François à Mada – Les soeurs filles de la charité sont généreuses avec ceux qui ont faim

De Beraketa, il n’y a pas de taxi-brousse pour Antanimora. Mais aujourd’hui c’est la chance ; une heure d’attente au bord de la route et je peux me diriger vers ma prochaine destination, Antanimora en voiture 4×4 d’un aimable voyageur. A 6 heures le matin, neuf enfants de chœur et une centaine de personnes participent à la messe matinale avec une ferveur exemplaire. Plus les gens sont pauvres, plus la prière est pour eux une « nourriture ». Les traditions dans ce pays sont malheureusement indestructibles ; les parents de cette contrée obligent leurs filles adolescentes à se marier à 12-13 ans pour obtenir en échange des zébus appartenant aux parents du marié. Les familles avec de nombreux enfants font également parties des traditions. Un homme, père de 34 enfants vit avec 4 femmes ; il n’a pas un sou. Ici la sécheresse persiste et les cactus commencent à manquer pour les affamés assujettis à cette nourriture. La Communauté accueille 50 enfants dans son orphelinat, des mamans trop affaiblis par la famine décèdent en couche.

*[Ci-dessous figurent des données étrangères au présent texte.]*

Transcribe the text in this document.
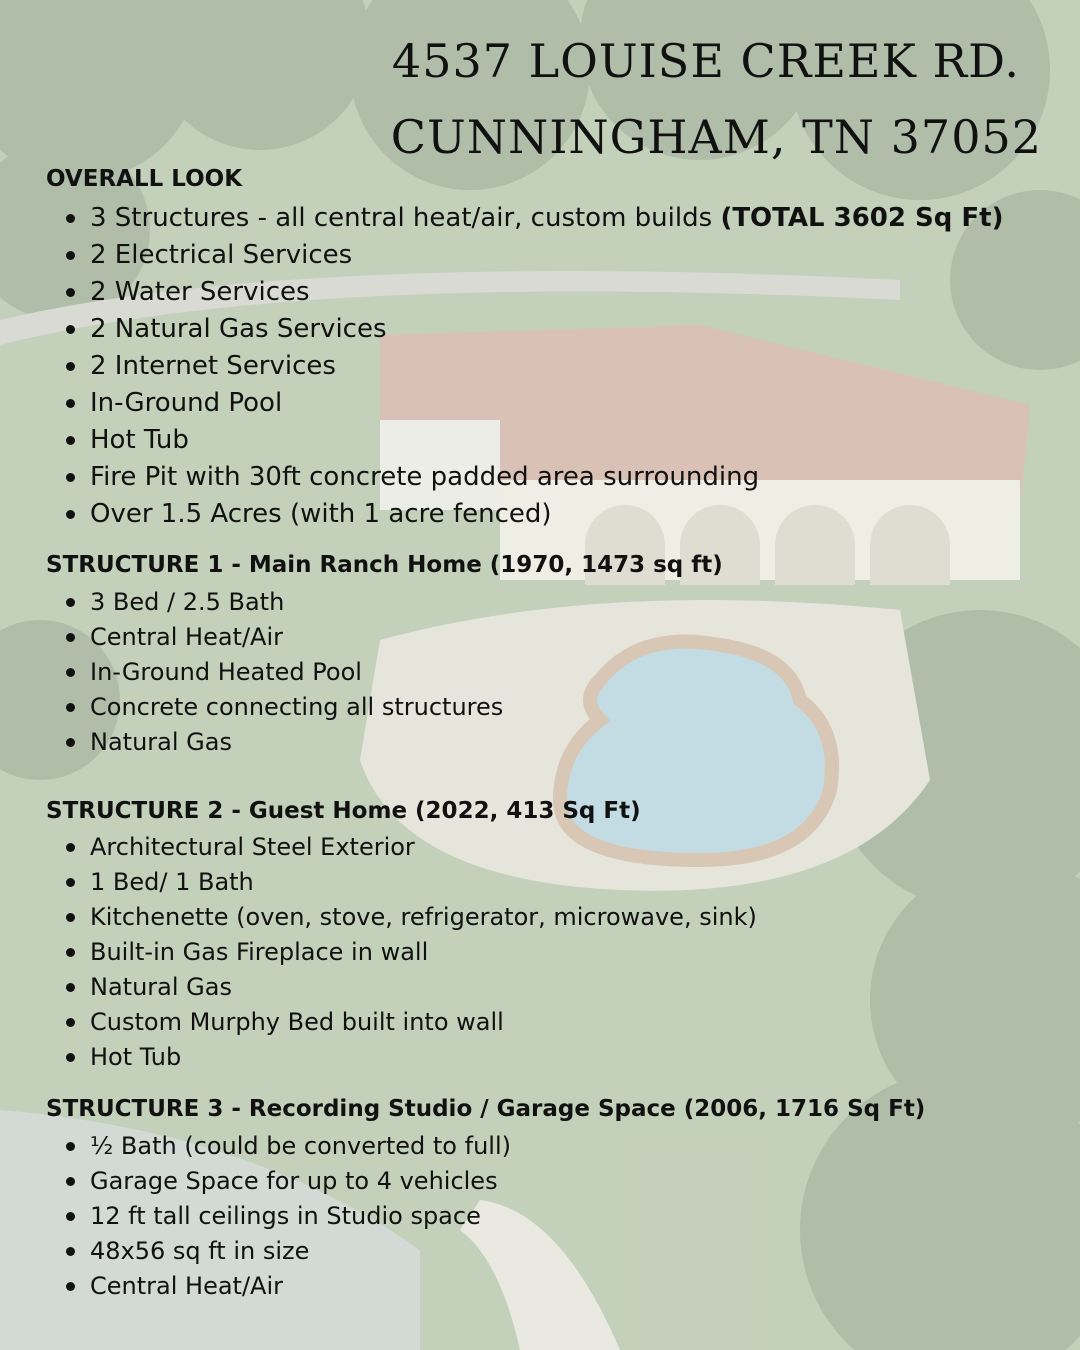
4537 LOUISE CREEK RD.
CUNNINGHAM, TN 37052
OVERALL LOOK
3 Structures - all central heat/air, custom builds (TOTAL 3602 Sq Ft)
2 Electrical Services
2 Water Services
2 Natural Gas Services
2 Internet Services
In-Ground Pool
Hot Tub
Fire Pit with 30ft concrete padded area surrounding
Over 1.5 Acres (with 1 acre fenced)
STRUCTURE 1 - Main Ranch Home (1970, 1473 sq ft)
3 Bed / 2.5 Bath
Central Heat/Air
In-Ground Heated Pool
Concrete connecting all structures
Natural Gas
STRUCTURE 2 - Guest Home (2022, 413 Sq Ft)
Architectural Steel Exterior
1 Bed/ 1 Bath
Kitchenette (oven, stove, refrigerator, microwave, sink)
Built-in Gas Fireplace in wall
Natural Gas
Custom Murphy Bed built into wall
Hot Tub
STRUCTURE 3 - Recording Studio / Garage Space (2006, 1716 Sq Ft)
½ Bath (could be converted to full)
Garage Space for up to 4 vehicles
12 ft tall ceilings in Studio space
48x56 sq ft in size
Central Heat/Air
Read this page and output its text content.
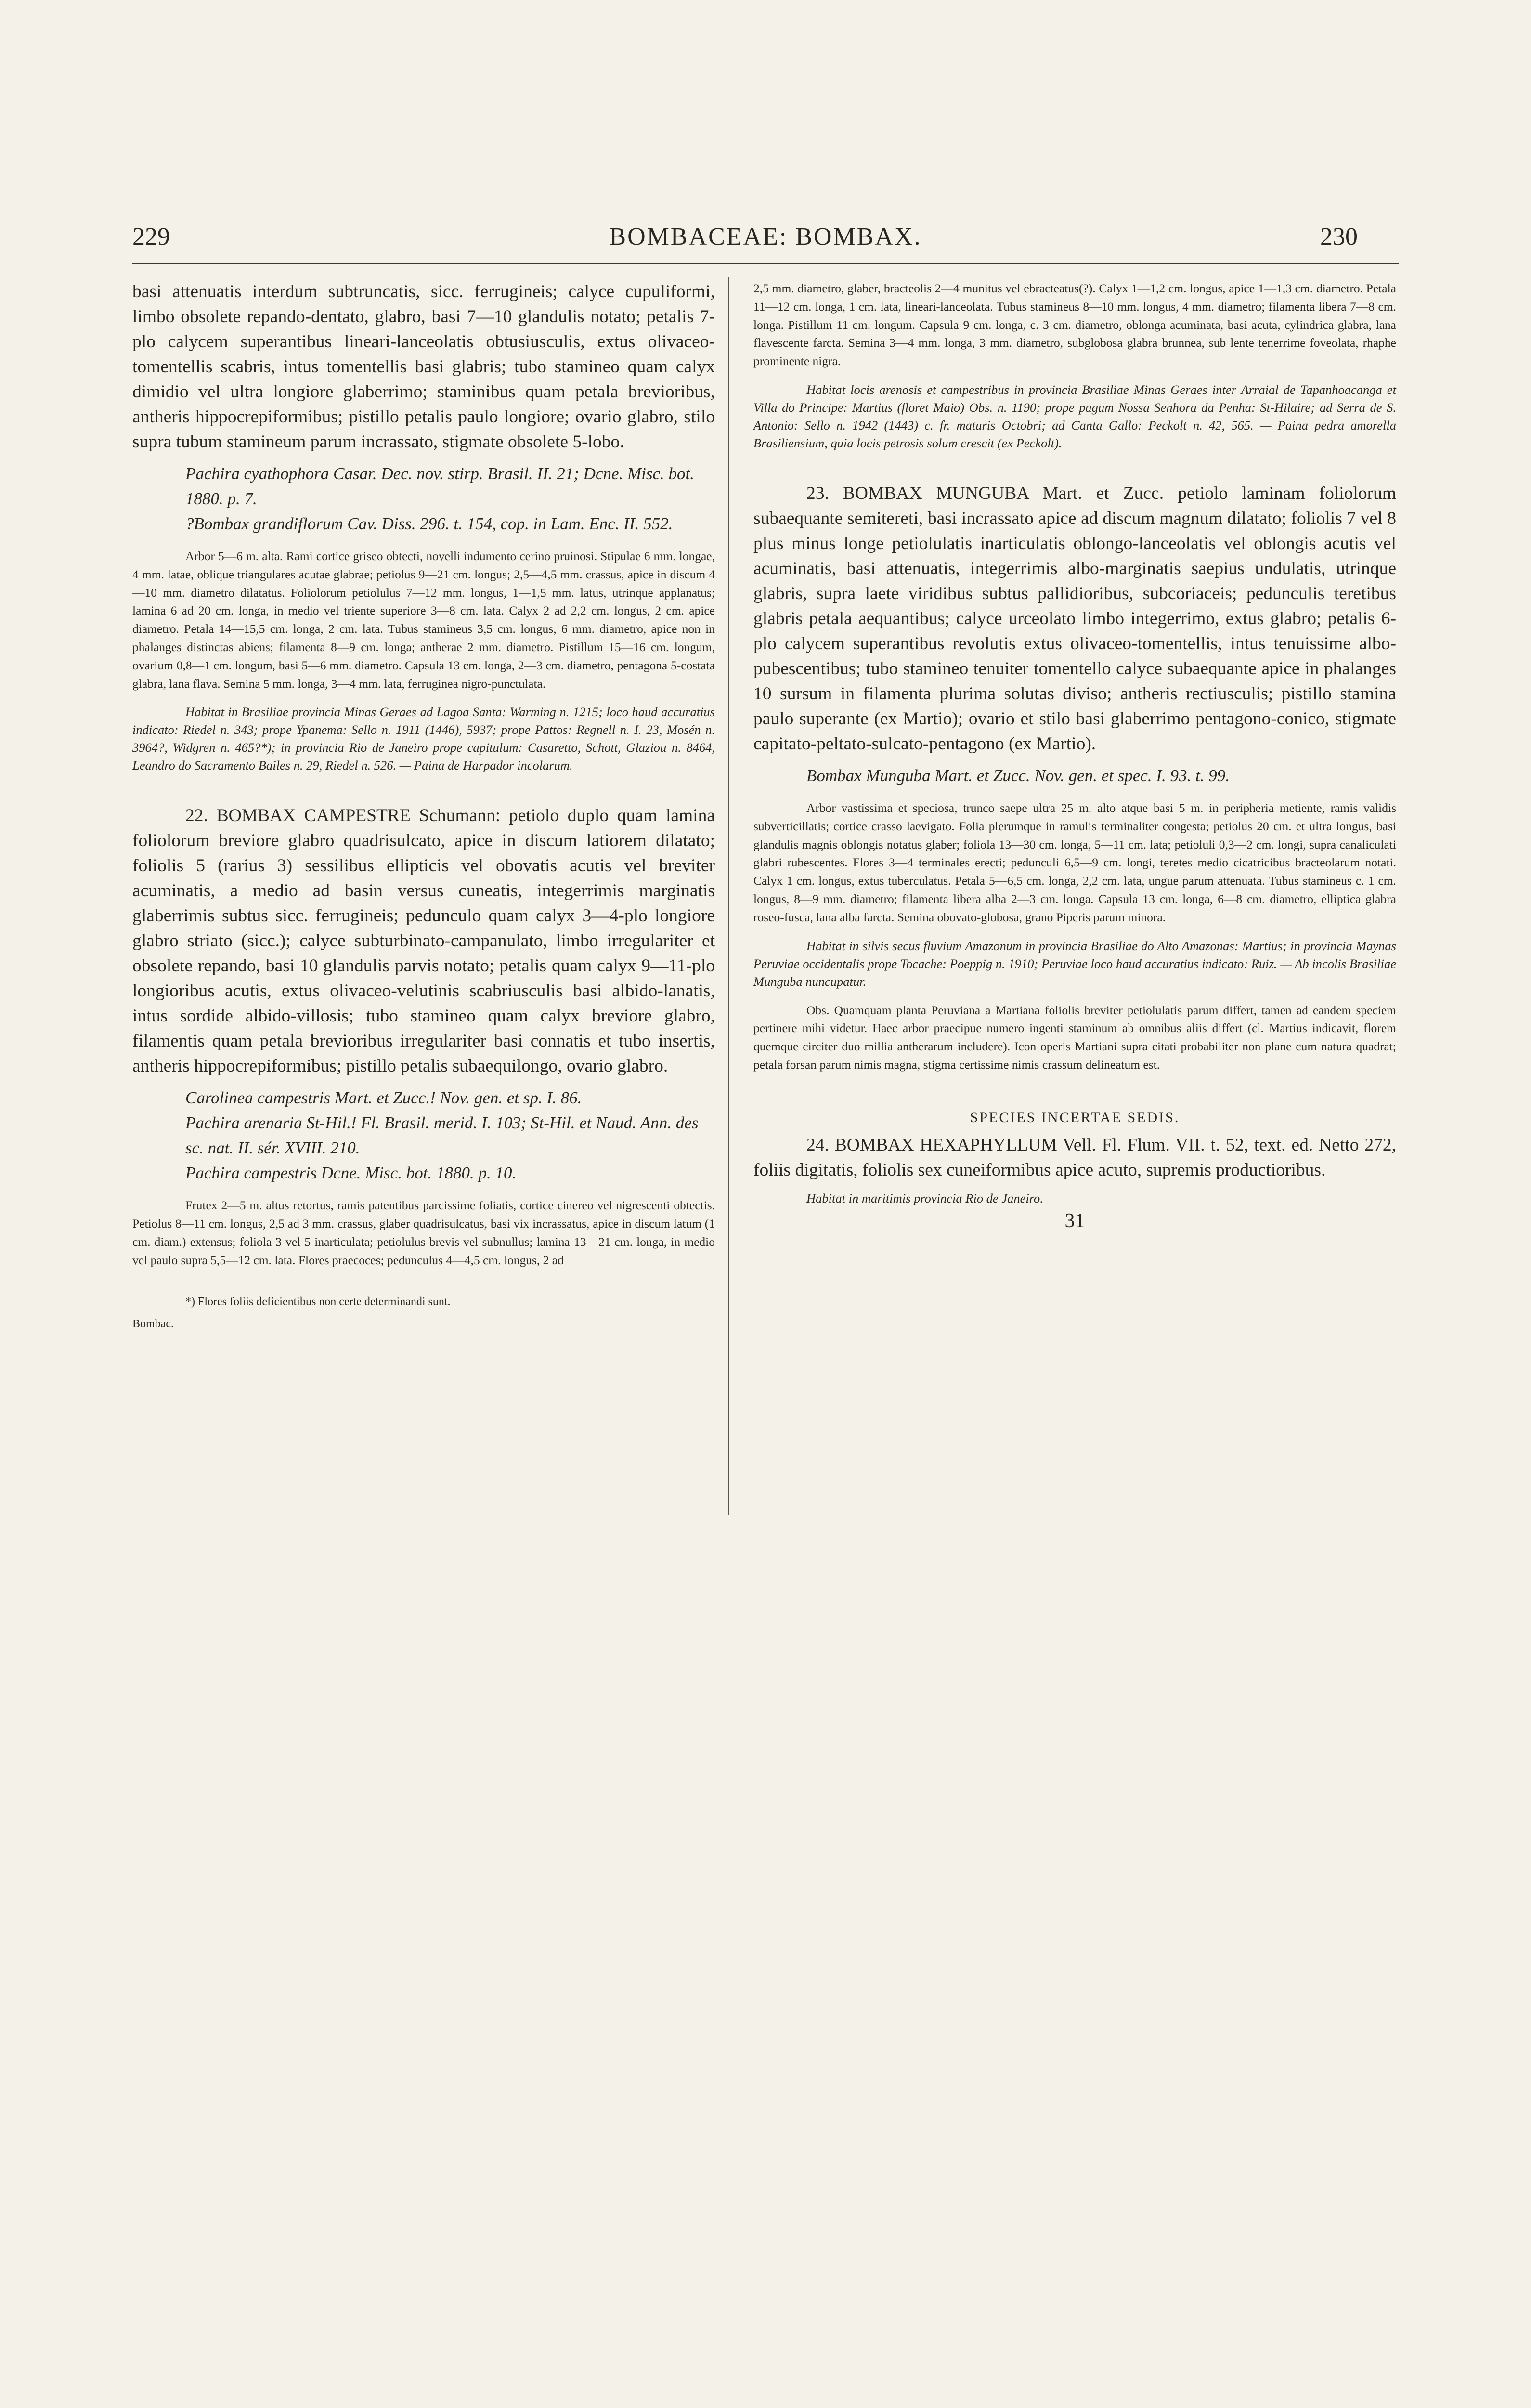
229	BOMBACEAE: BOMBAX.	230

basi attenuatis interdum subtruncatis, sicc. ferrugineis; calyce cupuliformi, limbo obsolete repando-dentato, glabro, basi 7—10 glandulis notato; petalis 7-plo calycem superantibus lineari-lanceolatis obtusiusculis, extus olivaceo-tomentellis scabris, intus tomentellis basi glabris; tubo stamineo quam calyx dimidio vel ultra longiore glaberrimo; staminibus quam petala brevioribus, antheris hippocrepiformibus; pistillo petalis paulo longiore; ovario glabro, stilo supra tubum stamineum parum incrassato, stigmate obsolete 5-lobo.

Pachira cyathophora Casar. Dec. nov. stirp. Brasil. II. 21; Dcne. Misc. bot. 1880. p. 7.

?Bombax grandiflorum Cav. Diss. 296. t. 154, cop. in Lam. Enc. II. 552.

Arbor 5—6 m. alta. Rami cortice griseo obtecti, novelli indumento cerino pruinosi. Stipulae 6 mm. longae, 4 mm. latae, oblique triangulares acutae glabrae; petiolus 9—21 cm. longus; 2,5—4,5 mm. crassus, apice in discum 4—10 mm. diametro dilatatus. Foliolorum petiolulus 7—12 mm. longus, 1—1,5 mm. latus, utrinque applanatus; lamina 6 ad 20 cm. longa, in medio vel triente superiore 3—8 cm. lata. Calyx 2 ad 2,2 cm. longus, 2 cm. apice diametro. Petala 14—15,5 cm. longa, 2 cm. lata. Tubus staminеus 3,5 cm. longus, 6 mm. diametro, apice non in phalanges distinctas abiens; filamenta 8—9 cm. longa; antherae 2 mm. diametro. Pistillum 15—16 cm. longum, ovarium 0,8—1 cm. longum, basi 5—6 mm. diametro. Capsula 13 cm. longa, 2—3 cm. diametro, pentagona 5-costata glabra, lana flava. Semina 5 mm. longa, 3—4 mm. lata, ferruginea nigro-punctulata.

Habitat in Brasiliae provincia Minas Geraes ad Lagoa Santa: Warming n. 1215; loco haud accuratius indicato: Riedel n. 343; prope Ypanema: Sello n. 1911 (1446), 5937; prope Pattos: Regnell n. I. 23, Mosén n. 3964?, Widgren n. 465?*); in provincia Rio de Janeiro prope capitulum: Casaretto, Schott, Glaziou n. 8464, Leandro do Sacramento Bailes n. 29, Riedel n. 526. — Paina de Harpador incolarum.

22. BOMBAX CAMPESTRE Schumann: petiolo duplo quam lamina foliolorum breviore glabro quadrisulcato, apice in discum latiorem dilatato; foliolis 5 (rarius 3) sessilibus ellipticis vel obovatis acutis vel breviter acuminatis, a medio ad basin versus cuneatis, integerrimis marginatis glaberrimis subtus sicc. ferrugineis; pedunculo quam calyx 3—4-plo longiore glabro striato (sicc.); calyce subturbinato-campanulato, limbo irregulariter et obsolete repando, basi 10 glandulis parvis notato; petalis quam calyx 9—11-plo longioribus acutis, extus olivaceo-velutinis scabriusculis basi albido-lanatis, intus sordide albido-villosis; tubo stamineo quam calyx breviore glabro, filamentis quam petala brevioribus irregulariter basi connatis et tubo insertis, antheris hippocrepiformibus; pistillo petalis subaequilongo, ovario glabro.

Carolinea campestris Mart. et Zucc.! Nov. gen. et sp. I. 86.

Pachira arenaria St-Hil.! Fl. Brasil. merid. I. 103; St-Hil. et Naud. Ann. des sc. nat. II. sér. XVIII. 210.

Pachira campestris Dcne. Misc. bot. 1880. p. 10.

Frutex 2—5 m. altus retortus, ramis patentibus parcissime foliatis, cortice cinereo vel nigrescenti obtectis. Petiolus 8—11 cm. longus, 2,5 ad 3 mm. crassus, glaber quadrisulcatus, basi vix incrassatus, apice in discum latum (1 cm. diam.) extensus; foliola 3 vel 5 inarticulata; petiolulus brevis vel subnullus; lamina 13—21 cm. longa, in medio vel paulo supra 5,5—12 cm. lata. Flores praecoces; pedunculus 4—4,5 cm. longus, 2 ad

*) Flores foliis deficientibus non certe determinandi sunt.

Bombac.

2,5 mm. diametro, glaber, bracteolis 2—4 munitus vel ebracteatus(?). Calyx 1—1,2 cm. longus, apice 1—1,3 cm. diametro. Petala 11—12 cm. longa, 1 cm. lata, lineari-lanceolata. Tubus stamineus 8—10 mm. longus, 4 mm. diametro; filamenta libera 7—8 cm. longa. Pistillum 11 cm. longum. Capsula 9 cm. longa, c. 3 cm. diametro, oblonga acuminata, basi acuta, cylindrica glabra, lana flavescente farcta. Semina 3—4 mm. longa, 3 mm. diametro, subglobosa glabra brunnea, sub lente tenerrime foveolata, rhaphe prominente nigra.

Habitat locis arenosis et campestribus in provincia Brasiliae Minas Geraes inter Arraial de Tapanhoacanga et Villa do Principe: Martius (floret Maio) Obs. n. 1190; prope pagum Nossa Senhora da Penha: St-Hilaire; ad Serra de S. Antonio: Sello n. 1942 (1443) c. fr. maturis Octobri; ad Canta Gallo: Peckolt n. 42, 565. — Paina pedra amorella Brasiliensium, quia locis petrosis solum crescit (ex Peckolt).

23. BOMBAX MUNGUBA Mart. et Zucc. petiolo laminam foliolorum subaequante semitereti, basi incrassato apice ad discum magnum dilatato; foliolis 7 vel 8 plus minus longe petiolulatis inarticulatis oblongo-lanceolatis vel oblongis acutis vel acuminatis, basi attenuatis, integerrimis albo-marginatis saepius undulatis, utrinque glabris, supra laete viridibus subtus pallidioribus, subcoriaceis; pedunculis teretibus glabris petala aequantibus; calyce urceolato limbo integerrimo, extus glabro; petalis 6-plo calycem superantibus revolutis extus olivaceo-tomentellis, intus tenuissime albo-pubescentibus; tubo stamineo tenuiter tomentello calyce subaequante apice in phalanges 10 sursum in filamenta plurima solutas diviso; antheris rectiusculis; pistillo stamina paulo superante (ex Martio); ovario et stilo basi glaberrimo pentagono-conico, stigmate capitato-peltato-sulcato-pentagono (ex Martio).

Bombax Munguba Mart. et Zucc. Nov. gen. et spec. I. 93. t. 99.

Arbor vastissima et speciosa, trunco saepe ultra 25 m. alto atque basi 5 m. in peripheria metiente, ramis validis subverticillatis; cortice crasso laevigato. Folia plerumque in ramulis terminaliter congesta; petiolus 20 cm. et ultra longus, basi glandulis magnis oblongis notatus glaber; foliola 13—30 cm. longa, 5—11 cm. lata; petioluli 0,3—2 cm. longi, supra canaliculati glabri rubescentes. Flores 3—4 terminales erecti; pedunculi 6,5—9 cm. longi, teretes medio cicatricibus bracteolarum notati. Calyx 1 cm. longus, extus tuberculatus. Petala 5—6,5 cm. longa, 2,2 cm. lata, ungue parum attenuata. Tubus stamineus c. 1 cm. longus, 8—9 mm. diametro; filamenta libera alba 2—3 cm. longa. Capsula 13 cm. longa, 6—8 cm. diametro, elliptica glabra roseo-fusca, lana alba farcta. Semina obovato-globosa, grano Piperis parum minora.

Habitat in silvis secus fluvium Amazonum in provincia Brasiliae do Alto Amazonas: Martius; in provincia Maynas Peruviae occidentalis prope Tocache: Poeppig n. 1910; Peruviae loco haud accuratius indicato: Ruiz. — Ab incolis Brasiliae Munguba nuncupatur.

Obs. Quamquam planta Peruviana a Martiana foliolis breviter petiolulatis parum differt, tamen ad eandem speciem pertinere mihi videtur. Haec arbor praecipue numero ingenti staminum ab omnibus aliis differt (cl. Martius indicavit, florem quemque circiter duo millia antherarum includere). Icon operis Martiani supra citati probabiliter non plane cum natura quadrat; petala forsan parum nimis magna, stigma certissime nimis crassum delineatum est.

SPECIES INCERTAE SEDIS.

24. BOMBAX HEXAPHYLLUM Vell. Fl. Flum. VII. t. 52, text. ed. Netto 272, foliis digitatis, foliolis sex cuneiformibus apice acuto, supremis productioribus.

Habitat in maritimis provincia Rio de Janeiro.

31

Sœur Claudia me montre une maison délabrée d’une surface au plancher d’environ 24 m2 où demeurent 30 personnes. Comment vivre décemment dans de telles conditions ? Une fois par semaine, des personnes nécessiteuses venant de la brousse reçoivent 4 kg de riz de la part de la Communauté et du lait pour leurs nourrissons. 

Pour me rendre à Ambovombe, j’ai l’opportunité de trouver une place dans le camion-car venant d’Antananarivo via Fort-Dauphin. Les passagers ont déjà voyagé deux jours et deux nuits non-stop, serrés à ne pas pouvoir coincer un petit livre entre deux personnes. Quatre heures sont nécessaires pour parcourir les 63 km de chemin de terre qui séparent

Antanimora à  Ambovombe. Contrairement au nord de la région appelée « Androy », le dernier cyclone a bien humecté la terre en profondeur ; une bonne récolte est enfin espérée après trois ans de disette due à la sécheresse. En 2020, beaucoup d’animaux sont morts de faim et de soif. A l’image des autres Communautés, les Sœurs d’Abovombe aident et entourent les plus déshérités en distribuant de la nourriture et en les entourant moralement et spirituellement. 

Aucun taxi-brousse régional n’est partant aujourd’hui pour Tsihombe. Le véhicule privé dans lequel j’ai l’opportunité de me déplacer tombe en panne, mais le chauffeur-mécanicien l’a remis en vie avec un outillage qu’une poche de pantalon n’a pas de difficulté à contenir. Il faut préciser que les véhicules ont la vie dure sur cette route nationale no 10, transformée en piste défoncée, reliant Fort-Dauphin à Tuléar. 

Les Sœurs Filles de la Charité gèrent un dispensaire très fréquenté par la population de toute la région. Sœur Immaculada, infirmière diplômée, 87 ans est en pleine forme, travaille encore tous les matins au dispensaire en compagnie de Sœur Florence. Depuis peu, le sida a malheureusement fait son apparition dans la contrée ; des habitants de la région revenant de zones touristiques infectent la population. C’est en moyenne 4 à 5 nouveaux cas positifs enregistrés quotidiennement. La Communauté est généreuse envers les gens qui ont faim ; 500 élèves bénéficient de la cantine scolaire et un programme nutritionnel spécial est en activité pour 30 nourrissons, 80 enfants et 136 vieillards et personnes dénutris. Le chômage est important, particulièrement chez les jeunes.  Un projet visant à créer des places de travail est à l’étude. Il s’agit de mettre en valeur le sisal, plante très fibreuse à croissance rapide, abondante dans la région, très résistante à la sécheresse. Ce matériau polyvalent permet de fabriquer des chapeaux, des tapis, des sandales…  Le plus difficile, évoque Sœur Emma, c’est de changer les mentalités, de rendre chaque citoyen responsable et entreprenant.